By Beatriz Marie D. Cruz, Reporter

THE GOVERNMENT must rationalize spending to meet its deficit and growth targets in the coming years, with military and uniformed personnel (MUP) pensions and excess spending by politicians singled out for cuts, analysts said.

“(The government should) address the fiscal problem by pursuing the reform of the MUP system, stripping from politicians large budgets that will be used for electioneering, while increasing revenues,” Filomeno S. Sta. Ana III, coordinator of Action for Economic Reforms (AER), said via Viber.

They said the government should also inject a dose of reality in its deficit projections.

“I would’ve liked to see a more realistic assessment of this year’s deficit target; 5.3% of GDP (gross domestic product) would still be a stretch,” Pantheon Macroeconomics Chief Emerging Asia Economist Miguel Chanco said in an e-mail.

In a briefing last week, the Development Budget Coordination Committee (DBCC) raised the deficit ceiling for 2025 to P1.537 trillion from P1.490 trillion, pushing the deficit-to-GDP projection to 5.3% from 5.2% in April.

For this year, the DBCC maintained its deficit projection at P1.48 trillion, or 5.6% of GDP.

“Our current (deficit) forecast is unchanged at 6%, with the pace of fiscal consolidation having slowed materially in recent quarters,” Mr. Chanco added.

At the end of March, the deficit-to-GDP ratio stood at 4.46%, against 4.82% a year earlier and 6.2% at the end of 2023, the Bureau of the Treasury (BTr) said.

The National Government’s budget deficit widened to 43.1% to P174.9 billion in May from P122.2 billion a year earlier. 

Government spending jumped 22% to P557 billion, offsetting the 14.59% revenue expansion, the BTr said last week.

Last week, the DBCC raised its revenue targets to P4.644 trillion (from P4.583 trillion previously) for 2025; to P5.063 trillion (from P4.956 trillion) for 2026; to P5.627 trillion (from P5.487 trillion) for 2027; and to P6.25 trillion (from P6.078 trillion) for 2028.

During the briefing, the Finance department said increased collections by the Bureau of Internal Revenue and Bureau of Customs (BoC) would offset its “no new taxes” agenda.

BIR revenue rose 2.79% to P219.2 billion in May, while BoC collections rose 4% to P81.753 billion.
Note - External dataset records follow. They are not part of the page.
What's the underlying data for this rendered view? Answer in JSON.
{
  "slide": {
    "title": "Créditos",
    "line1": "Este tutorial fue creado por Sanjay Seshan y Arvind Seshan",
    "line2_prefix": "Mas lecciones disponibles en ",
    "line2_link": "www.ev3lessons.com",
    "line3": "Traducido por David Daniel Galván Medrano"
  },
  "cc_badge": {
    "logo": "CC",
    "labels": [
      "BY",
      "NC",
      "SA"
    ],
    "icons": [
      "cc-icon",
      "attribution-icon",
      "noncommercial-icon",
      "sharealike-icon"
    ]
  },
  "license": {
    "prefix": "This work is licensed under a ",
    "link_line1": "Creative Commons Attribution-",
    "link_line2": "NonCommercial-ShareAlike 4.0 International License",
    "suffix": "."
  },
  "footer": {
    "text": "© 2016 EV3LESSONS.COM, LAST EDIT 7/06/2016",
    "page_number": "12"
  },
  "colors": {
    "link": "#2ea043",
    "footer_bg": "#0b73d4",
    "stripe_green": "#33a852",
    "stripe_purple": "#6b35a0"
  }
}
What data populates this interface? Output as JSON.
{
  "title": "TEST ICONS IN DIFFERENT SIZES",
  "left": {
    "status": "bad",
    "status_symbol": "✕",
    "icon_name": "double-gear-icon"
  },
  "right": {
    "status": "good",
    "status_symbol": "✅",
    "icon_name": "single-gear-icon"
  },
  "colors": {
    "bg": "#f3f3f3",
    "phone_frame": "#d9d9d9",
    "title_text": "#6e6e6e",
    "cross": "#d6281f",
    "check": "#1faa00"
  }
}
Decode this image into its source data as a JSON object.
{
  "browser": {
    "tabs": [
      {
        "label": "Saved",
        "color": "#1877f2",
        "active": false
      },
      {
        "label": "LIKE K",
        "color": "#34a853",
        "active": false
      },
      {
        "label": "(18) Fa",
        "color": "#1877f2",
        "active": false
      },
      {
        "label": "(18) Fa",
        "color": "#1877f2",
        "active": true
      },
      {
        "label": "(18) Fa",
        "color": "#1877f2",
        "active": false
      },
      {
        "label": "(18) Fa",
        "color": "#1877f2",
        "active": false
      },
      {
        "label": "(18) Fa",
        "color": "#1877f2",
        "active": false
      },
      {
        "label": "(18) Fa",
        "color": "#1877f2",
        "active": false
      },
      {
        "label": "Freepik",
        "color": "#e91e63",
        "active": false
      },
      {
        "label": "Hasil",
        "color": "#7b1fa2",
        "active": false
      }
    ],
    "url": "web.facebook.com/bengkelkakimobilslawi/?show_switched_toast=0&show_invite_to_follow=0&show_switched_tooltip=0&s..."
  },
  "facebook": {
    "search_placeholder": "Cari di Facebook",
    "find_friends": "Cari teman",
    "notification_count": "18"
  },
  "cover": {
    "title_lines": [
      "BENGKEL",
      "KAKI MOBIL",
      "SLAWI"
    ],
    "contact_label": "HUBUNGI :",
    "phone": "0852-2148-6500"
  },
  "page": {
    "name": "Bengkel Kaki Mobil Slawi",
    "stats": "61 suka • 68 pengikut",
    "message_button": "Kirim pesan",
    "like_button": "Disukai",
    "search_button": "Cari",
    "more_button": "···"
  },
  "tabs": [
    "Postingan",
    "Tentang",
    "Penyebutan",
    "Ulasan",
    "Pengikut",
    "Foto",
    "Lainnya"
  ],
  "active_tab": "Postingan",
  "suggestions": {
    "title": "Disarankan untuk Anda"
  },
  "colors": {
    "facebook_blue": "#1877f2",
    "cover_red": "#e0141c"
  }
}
However, Finance Undersecretary and Chief Economist Domini S. Velasquez said that pending tax measures in Congress are expected to generate P42 billion in revenues yearly.

These bills include the value-added tax on digital service providers, the excise tax on single-use plastics and pickup trucks, the new mining fiscal regime, the motor vehicle road user’s tax, and Package 4 of the Comprehensive Tax Reform Program.

To meet its deficit goals, the government must curb overspending and all forms of tax evasion, Mr. Chanco said.

“Collection could still be enhanced if the government cracks down hard on evasion, but this is a long-standing problem in the Philippines for a reason. Ultimately, it will have to come down to a difficult choice of rationalizing — i.e., cutting — government spending, which is obviously politically difficult.”

Meanwhile, the unchanged growth targets through 2028 were unrealistic, Mr. Chanco said, citing the weak financial health of individual consumers.

The overall consumer confidence index for the next quarter fell to -0.4% from 2.7% previously, according to the Bangko Sentral ng Pilipinas (BSP) Consumer Expectations Survey.

The DBCC retained its GDP growth targets for this year at 6-7% amid external headwinds. It also kept its growth targets for 2025 at 6.5-7.5% and 6.5-8% until 2028.

“Inflation should start to slow materially in the second half of the year, but this will provide only minimal relief to growth, especially with the BSP likely to keep policy relatively tight, in real (inflation-adjusted) terms,” Mr. Chanco said.

In its policy meeting last week, the central bank lowered its risk-adjusted inflation forecast to 3.1% this year from 3.8% previously, citing the impact of lower import tariffs on rice under Executive Order No. 62.

To achieve the country’s growth prospects, AER’s Mr. Sta. Ana cited the need to balance imports to lower food prices while enhancing the productivity of farmers and producers through consolidation and adoption of new farming technologies.